LowerFuelTax.co.uk takes this argument to a most bizarre conclusion, requesting that readers fax their MPs to complain about speed cameras and lower speed limits: "I am writing in regards to the continuing persecution of the motorist by today's Government... I would say that it is very misleading to state that speed kills."

Persecution is a strong word, playing on images of the Holocaust and racial discrimination. But reducing our so-called 'right' to use the car is not by any means in this league of crimes against humanity. One person's convenience is another's inconvenience, and there is little that causes greater inconvenience than congested streets, road deaths, pollution and so on. These kinds of people cause accidents and park in bus lanes, both of which contribute to the gridlock. And then they have the temerity to complain about our public transport!

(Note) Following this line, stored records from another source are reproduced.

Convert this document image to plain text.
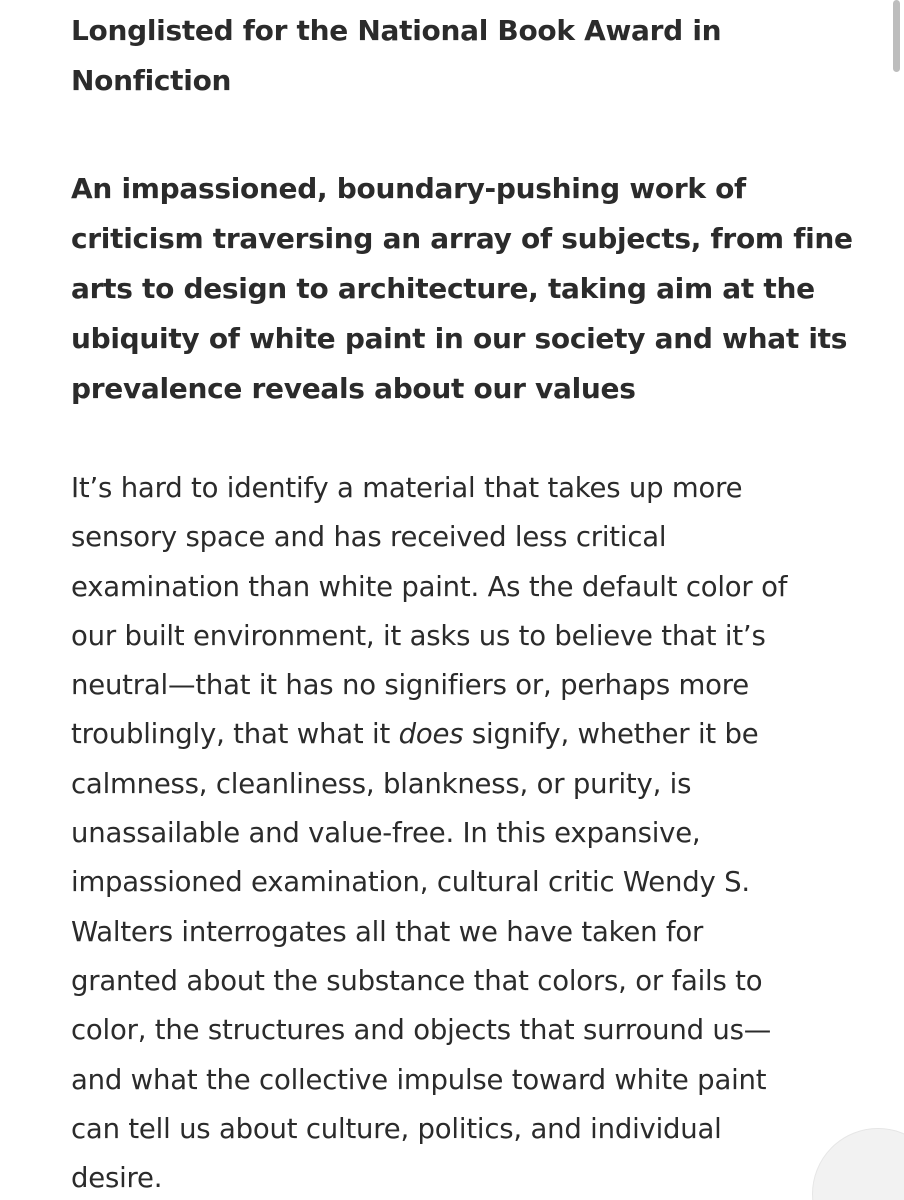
Longlisted for the National Book Award in
Nonfiction

An impassioned, boundary-pushing work of
criticism traversing an array of subjects, from fine
arts to design to architecture, taking aim at the
ubiquity of white paint in our society and what its
prevalence reveals about our values

It’s hard to identify a material that takes up more
sensory space and has received less critical
examination than white paint. As the default color of
our built environment, it asks us to believe that it’s
neutral—that it has no signifiers or, perhaps more
troublingly, that what it does signify, whether it be
calmness, cleanliness, blankness, or purity, is
unassailable and value-free. In this expansive,
impassioned examination, cultural critic Wendy S.
Walters interrogates all that we have taken for
granted about the substance that colors, or fails to
color, the structures and objects that surround us—
and what the collective impulse toward white paint
can tell us about culture, politics, and individual
desire.
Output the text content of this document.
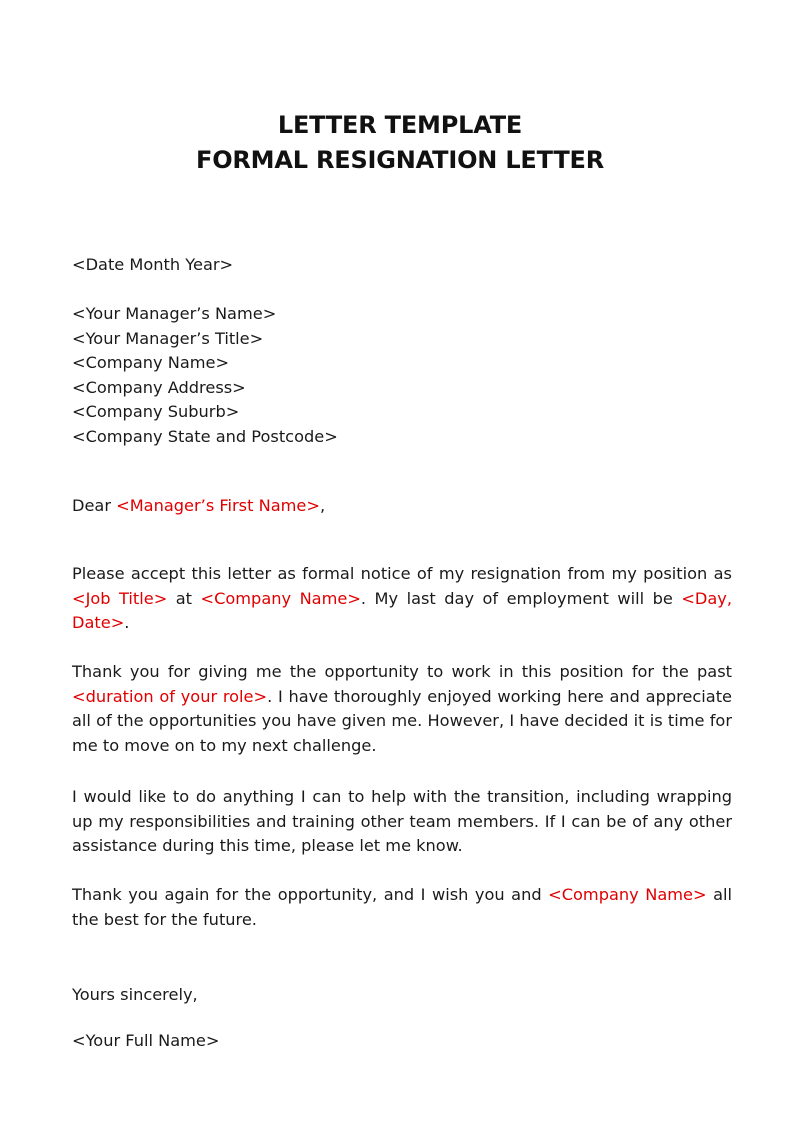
LETTER TEMPLATE
FORMAL RESIGNATION LETTER
<Date Month Year>
<Your Manager’s Name>
<Your Manager’s Title>
<Company Name>
<Company Address>
<Company Suburb>
<Company State and Postcode>
Dear <Manager’s First Name>,
Please accept this letter as formal notice of my resignation from my position as <Job Title> at <Company Name>. My last day of employment will be <Day, Date>.
Thank you for giving me the opportunity to work in this position for the past <duration of your role>. I have thoroughly enjoyed working here and appreciate all of the opportunities you have given me. However, I have decided it is time for me to move on to my next challenge.
I would like to do anything I can to help with the transition, including wrapping up my responsibilities and training other team members. If I can be of any other assistance during this time, please let me know.
Thank you again for the opportunity, and I wish you and <Company Name> all the best for the future.
Yours sincerely,
<Your Full Name>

People are growing up with the impression that driving a car is a right. Learning to drive has also become a rite of passage, used to mark the transformation from childhood to adulthood. Advertising surrounding the motor industry is, like most advertising, based upon spurious notions of sexuality, virility, power, freedom and so on. We are taught to treat the automobile as an idol; it must be kept clean and we should aspire to owning bigger and faster models.

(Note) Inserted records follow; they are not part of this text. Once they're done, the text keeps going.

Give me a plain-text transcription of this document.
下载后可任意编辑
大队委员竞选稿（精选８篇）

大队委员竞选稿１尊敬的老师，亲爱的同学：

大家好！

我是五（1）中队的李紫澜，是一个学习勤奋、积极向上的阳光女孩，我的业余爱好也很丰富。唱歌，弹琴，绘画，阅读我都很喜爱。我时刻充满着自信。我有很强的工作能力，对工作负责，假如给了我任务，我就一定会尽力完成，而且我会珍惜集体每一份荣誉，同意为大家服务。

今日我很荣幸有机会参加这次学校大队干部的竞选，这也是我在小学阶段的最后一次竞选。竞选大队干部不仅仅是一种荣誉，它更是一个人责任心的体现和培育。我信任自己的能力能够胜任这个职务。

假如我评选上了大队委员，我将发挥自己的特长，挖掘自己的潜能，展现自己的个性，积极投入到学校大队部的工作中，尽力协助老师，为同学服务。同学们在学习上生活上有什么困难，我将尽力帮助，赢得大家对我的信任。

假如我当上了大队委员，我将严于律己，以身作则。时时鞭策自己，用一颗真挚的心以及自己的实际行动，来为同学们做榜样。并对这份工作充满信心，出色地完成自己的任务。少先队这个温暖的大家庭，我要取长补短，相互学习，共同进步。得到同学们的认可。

Surely we can see past this and realise that any individual freedom granted by the car is negated by the huge amount of freedom it takes away from our society as a whole...? Let's stop thinking about ourselves for once and look at the bigger picture.

It is a tragedy that we can rarely rally together over more important issues than money. Over the past year we've seen ordinary members of the public battling increased charges on ATM cash withdrawal transactions, but what about homelessness? Cancer? Racism? What about the invasion of our privacy through the RIP bill?

What about Ruth Wyner and John Brock, the "Cambridge Two" homelessness counsellors imprisoned for four and five years, because some of the people they were helping were secretly exchanging drugs in their shelter?

These are the true injustices that we should be fighting, matters of human rights that count far more than our ability to zoom from one place to another at high speed. Let's look further than our pockets. Slow down.